Kimya Mühendislerinden önlemler
Açıklamada son olarak “Ülkenin bir deprem sorunundan öte bir yapı güvenliği sorunu olduğu kabul edilerek” alınması gereken önlemler şu şekilde sıralandı:
- İmar Affı ile hiçbir mühendislik kuralına uymayan ve denetime tabi olmadan inşa edilmiş olan ve depremde kesin olarak göçebilecek olan yapılara her dönem getirilen aflara son verilmelidir.
- Adına yapı denetim sistemi denilen; gerçekte diplomaların ve belgelerin kiralanması üzerinden yürüyen, gerçekte mühendislik ve denetim hizmetlerinin düşük ücretler karşılığında sorumluluk altındaki işe müdahil olunmadan olunmuş gibi imzaların atıldığı, kağıt üzerinde işleyen bir sistemin acilen gözden geçirilmesi ve değiştirilmesi gereklidir.
- Yapı Denetim Sisteminde çalışan mühendislerin yaptıkları ve denetledikleri sorumlu oldukları işi gerçek anlamda denetleyeceği bir sistem kurulmalıdır. Kâğıt üzerinde kalan ve bir imza ile gerçekleşen gerçek anlamda denetimin sorunlu olduğu bu sistem yeniden sorgulanmalıdır.
- Büyük ölçüde meslektaşlarımızın istihdam edildiği Yapı Denetim Beton – Malzeme Laboratuarlarında denetim yapılarak birçok yerde fiili anlamda işin başında bulunmadan kâğıt üzerinde gerçekleşen bu mühendislik durumunun (!) düzeltilmesi sağlanmalıdır.
- Yapı Denetim sisteminde çalışabilmek için gerekli belge ÇŞB ile birlikte ilgili Meslek Odalarının temsil edildiği bir komisyonun yapacağı bir kurs ve sınav neticesinde verilmesini sağlayacak yasal düzenlemeye gidilmelidir.
- Her sektörle ilgili olarak, mülki ve yerel idare ile ilgili diğer kurum ve meslek odası temsilcilerinden oluşan kente ait risk yönetimi kurulları teşkil edilmelidir.
- Her kent ya da bölge için risk yönetimi planları hazırlanmalıdır.
- Sanayi tesisleri inşa edilirken ve ruhsatlandırılırken bu tesisler deprem ve yangın güvenlikleri açısından kontrol edilmelidir.
- İşyeri Açma ve Çalışma Ruhsatlarına İlişkin Yönetmelikte tanımlanan ‘İlgili Meslek Odalarının Temsilcisi` sorumluluğu gereğince yerel yönetimlerce kurulan ruhsatlandırma komisyonlarına her sektör için ilgili mühendis odası ve temsilcileri dahil edilmelidir.
- Çeşitli yönetmeliklerle belirlenen kimyasal ve büyük endüstriyel kazaların önlenmesi, yönetilmesi, denetlenmesi gibi konularda sorumluluk sadece ilgili mühendislik disiplinlerine verilmelidir.
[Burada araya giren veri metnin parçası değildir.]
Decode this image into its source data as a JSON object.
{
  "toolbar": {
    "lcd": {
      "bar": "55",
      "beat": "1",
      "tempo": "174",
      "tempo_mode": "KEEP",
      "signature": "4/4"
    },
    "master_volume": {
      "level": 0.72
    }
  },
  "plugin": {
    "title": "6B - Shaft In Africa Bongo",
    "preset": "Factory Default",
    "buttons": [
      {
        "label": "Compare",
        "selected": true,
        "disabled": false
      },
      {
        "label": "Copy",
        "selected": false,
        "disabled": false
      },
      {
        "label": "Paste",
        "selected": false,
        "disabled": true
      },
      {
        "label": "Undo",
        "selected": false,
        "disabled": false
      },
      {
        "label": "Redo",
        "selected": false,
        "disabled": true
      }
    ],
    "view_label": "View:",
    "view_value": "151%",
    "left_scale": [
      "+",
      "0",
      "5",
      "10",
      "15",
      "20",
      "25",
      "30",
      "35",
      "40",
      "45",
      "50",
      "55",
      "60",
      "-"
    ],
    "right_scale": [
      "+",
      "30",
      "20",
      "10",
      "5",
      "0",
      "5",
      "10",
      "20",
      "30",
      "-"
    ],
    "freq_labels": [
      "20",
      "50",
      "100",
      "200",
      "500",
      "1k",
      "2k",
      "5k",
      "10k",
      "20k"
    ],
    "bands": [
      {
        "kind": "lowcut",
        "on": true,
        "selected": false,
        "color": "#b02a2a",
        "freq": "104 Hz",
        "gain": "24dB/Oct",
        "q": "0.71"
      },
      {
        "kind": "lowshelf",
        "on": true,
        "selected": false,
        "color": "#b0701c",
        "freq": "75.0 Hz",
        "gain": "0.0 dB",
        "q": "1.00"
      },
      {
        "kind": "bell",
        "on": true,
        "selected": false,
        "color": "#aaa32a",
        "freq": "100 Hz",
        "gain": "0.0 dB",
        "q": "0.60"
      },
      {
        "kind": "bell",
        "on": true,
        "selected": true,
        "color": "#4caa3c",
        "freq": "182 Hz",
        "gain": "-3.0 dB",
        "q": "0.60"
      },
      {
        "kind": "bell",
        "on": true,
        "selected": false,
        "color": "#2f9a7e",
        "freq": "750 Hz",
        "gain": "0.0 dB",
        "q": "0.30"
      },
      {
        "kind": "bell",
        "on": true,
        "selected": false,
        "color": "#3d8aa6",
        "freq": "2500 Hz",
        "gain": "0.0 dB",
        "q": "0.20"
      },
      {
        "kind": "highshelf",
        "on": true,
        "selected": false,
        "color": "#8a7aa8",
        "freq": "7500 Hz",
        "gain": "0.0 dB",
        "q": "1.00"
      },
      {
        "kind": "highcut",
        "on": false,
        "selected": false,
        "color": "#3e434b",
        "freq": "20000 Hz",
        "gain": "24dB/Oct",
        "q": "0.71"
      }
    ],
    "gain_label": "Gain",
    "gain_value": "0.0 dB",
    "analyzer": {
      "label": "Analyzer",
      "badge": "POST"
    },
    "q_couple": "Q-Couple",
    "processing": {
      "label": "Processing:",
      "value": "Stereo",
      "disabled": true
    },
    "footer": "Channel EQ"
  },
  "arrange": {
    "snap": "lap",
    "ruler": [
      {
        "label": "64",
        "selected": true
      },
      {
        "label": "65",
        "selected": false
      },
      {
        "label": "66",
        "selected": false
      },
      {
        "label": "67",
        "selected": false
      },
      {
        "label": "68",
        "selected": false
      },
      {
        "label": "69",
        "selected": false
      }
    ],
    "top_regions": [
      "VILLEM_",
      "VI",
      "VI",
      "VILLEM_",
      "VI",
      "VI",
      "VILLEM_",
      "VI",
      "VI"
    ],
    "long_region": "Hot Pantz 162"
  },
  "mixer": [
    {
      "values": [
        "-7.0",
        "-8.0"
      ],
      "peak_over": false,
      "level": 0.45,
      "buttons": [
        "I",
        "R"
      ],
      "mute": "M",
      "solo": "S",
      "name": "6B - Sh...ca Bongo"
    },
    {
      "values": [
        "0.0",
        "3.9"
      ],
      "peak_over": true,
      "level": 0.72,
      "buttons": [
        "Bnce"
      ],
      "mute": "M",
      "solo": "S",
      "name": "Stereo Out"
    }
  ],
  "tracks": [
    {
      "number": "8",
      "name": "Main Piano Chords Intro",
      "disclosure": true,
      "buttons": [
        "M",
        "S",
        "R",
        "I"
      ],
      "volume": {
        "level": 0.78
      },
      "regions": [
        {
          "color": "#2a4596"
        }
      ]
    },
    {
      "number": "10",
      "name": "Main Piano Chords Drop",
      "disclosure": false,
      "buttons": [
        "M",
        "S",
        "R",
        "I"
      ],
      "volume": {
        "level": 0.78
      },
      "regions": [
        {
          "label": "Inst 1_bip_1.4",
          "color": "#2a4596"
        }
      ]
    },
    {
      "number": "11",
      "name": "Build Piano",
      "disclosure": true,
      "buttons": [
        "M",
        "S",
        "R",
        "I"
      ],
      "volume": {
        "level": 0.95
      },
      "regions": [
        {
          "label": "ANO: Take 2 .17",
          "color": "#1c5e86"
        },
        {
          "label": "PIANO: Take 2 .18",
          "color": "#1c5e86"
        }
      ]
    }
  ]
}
Bir haftayı aşmayan kurslarla, uzmanlık gerektiren meslek alanlarının herkese açılmasından vazgeçilmelidir.
- Olası depremlerde meydana gelebilecek kaza senaryoları modellemesi yapılarak önceden sorumlular ve sorumluluklar konusunda görev dağılımı yapılmalı ve önlemler alınmalıdır
- Depremin beklendiği bölgelerde kimyasal maddelerin envanteri çıkarılarak olası bir depremde bu kimyasalların ve bunlardan kaynaklanabilecek sorunların nasıl bertaraf edileceği belirlenmelidir.